Before I apply for a position, I like to know what I’m supposed to accomplish before I consider joining the project. My first question to the hiring team is often “what do you expect me to accomplish in three to six months?” If I like their answer, I might accept an offer. Otherwise I keep looking. Three to six months of my time is a precious investment, and I want to be sure that when I look back, that time was well spent.
On the other side of the table, when I’m hiring for my team, I’ve found the best predictor of a candidate’s future success is their past success. How did they spend their last six months? What did they accomplish in the past six years? Where is their trajectory headed? As John Ousterhout says: Hire for Slope. The quicker they reached the clouds, the sooner they’ll reach the stratosphere.
So I say: write your history before you make it. Write your CV as you want it to be, then go and make it be.
This philosophy applies just as well in system design: describe the system as you want it to be, then carry out the actions required to deliver that result. Test-Driven Development epitomises this philosophy. First write your tests (your success metrics), then write the code to make the tests pass. SQL is another example, we don’t tell our databases how to get the data we’re looking for, we simply declare what we would like to see and, poof! The results materialize. Similarly, in event-driven design we issue a series of commands describing our desired behaviour. Once processed, the system produces a stream of events capturing what actually happened (i.e: a history). This is also a common pattern in distributed systems and database internals, e.g. a Write-ahead Log. All these systems share one thing in common: we describe our end state and then it figures out how to get there. In other words: We write our history before making it.

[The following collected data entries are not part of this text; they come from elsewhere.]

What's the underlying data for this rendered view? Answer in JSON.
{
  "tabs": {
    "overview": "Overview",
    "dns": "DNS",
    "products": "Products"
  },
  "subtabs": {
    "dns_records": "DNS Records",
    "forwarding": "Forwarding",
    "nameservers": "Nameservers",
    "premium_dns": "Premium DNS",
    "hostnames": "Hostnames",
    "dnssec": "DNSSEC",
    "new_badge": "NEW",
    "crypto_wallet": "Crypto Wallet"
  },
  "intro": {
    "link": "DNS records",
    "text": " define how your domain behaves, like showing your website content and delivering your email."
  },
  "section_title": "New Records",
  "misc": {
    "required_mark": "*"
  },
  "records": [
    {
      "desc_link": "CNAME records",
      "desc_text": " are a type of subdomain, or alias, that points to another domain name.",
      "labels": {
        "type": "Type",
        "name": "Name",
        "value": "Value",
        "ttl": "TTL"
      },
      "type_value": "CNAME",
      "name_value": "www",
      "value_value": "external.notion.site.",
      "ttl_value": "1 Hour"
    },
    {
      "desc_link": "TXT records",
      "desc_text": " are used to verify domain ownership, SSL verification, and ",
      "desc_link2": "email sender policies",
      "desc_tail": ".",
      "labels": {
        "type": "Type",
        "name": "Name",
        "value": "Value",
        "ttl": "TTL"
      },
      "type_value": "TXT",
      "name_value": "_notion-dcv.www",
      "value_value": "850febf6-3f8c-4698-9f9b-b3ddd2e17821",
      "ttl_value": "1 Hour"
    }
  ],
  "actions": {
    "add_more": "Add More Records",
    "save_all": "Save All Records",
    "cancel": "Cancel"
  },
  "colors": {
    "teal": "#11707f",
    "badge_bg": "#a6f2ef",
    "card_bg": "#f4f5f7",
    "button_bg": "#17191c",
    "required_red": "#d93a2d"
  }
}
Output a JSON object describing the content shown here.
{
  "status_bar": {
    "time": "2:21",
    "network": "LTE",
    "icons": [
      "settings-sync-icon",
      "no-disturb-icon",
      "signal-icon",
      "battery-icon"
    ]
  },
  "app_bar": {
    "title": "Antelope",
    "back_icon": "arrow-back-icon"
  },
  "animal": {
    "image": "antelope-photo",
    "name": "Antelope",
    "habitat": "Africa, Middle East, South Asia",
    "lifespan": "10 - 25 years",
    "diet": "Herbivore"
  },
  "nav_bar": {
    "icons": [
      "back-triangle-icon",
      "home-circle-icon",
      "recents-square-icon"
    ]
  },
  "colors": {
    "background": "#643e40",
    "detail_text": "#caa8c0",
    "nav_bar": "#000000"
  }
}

Thinking about systems this way helps us minimise regret. It forces us to be precise and purposeful about the systems we wish build. Careers are no different. Thinking about a career as something to be designed for and “built”, forces us to be precise and purposeful in our approach to building our career—just as we aim to be precise and purposeful when building a system.
That isn’t to say one should plan out their histories in great detail. Quite the opposite. Hal Abelson said in his Oral History at MIT (paraphrased): “[in the 1960s and 70’s] we used to spend a few hours discussing the future we wished to build, and then spend years making that future a reality. Nowadays it’s the other way round: people spend years talking about what they’re going to do, and very little time actually accomplishing it!” The idea isn’t to have a meticulous plan, but rather to know what it is you want to walk away with, and then let things take their course.
Figure out what you want to accomplish, then put your head down until you accomplish it.
Where you place your foot next will dictate the steps you take afterwards. When you look back at your footsteps, will you be happy with the path you took?
Pay attention to the legacy you want to create, and then go forth and create it.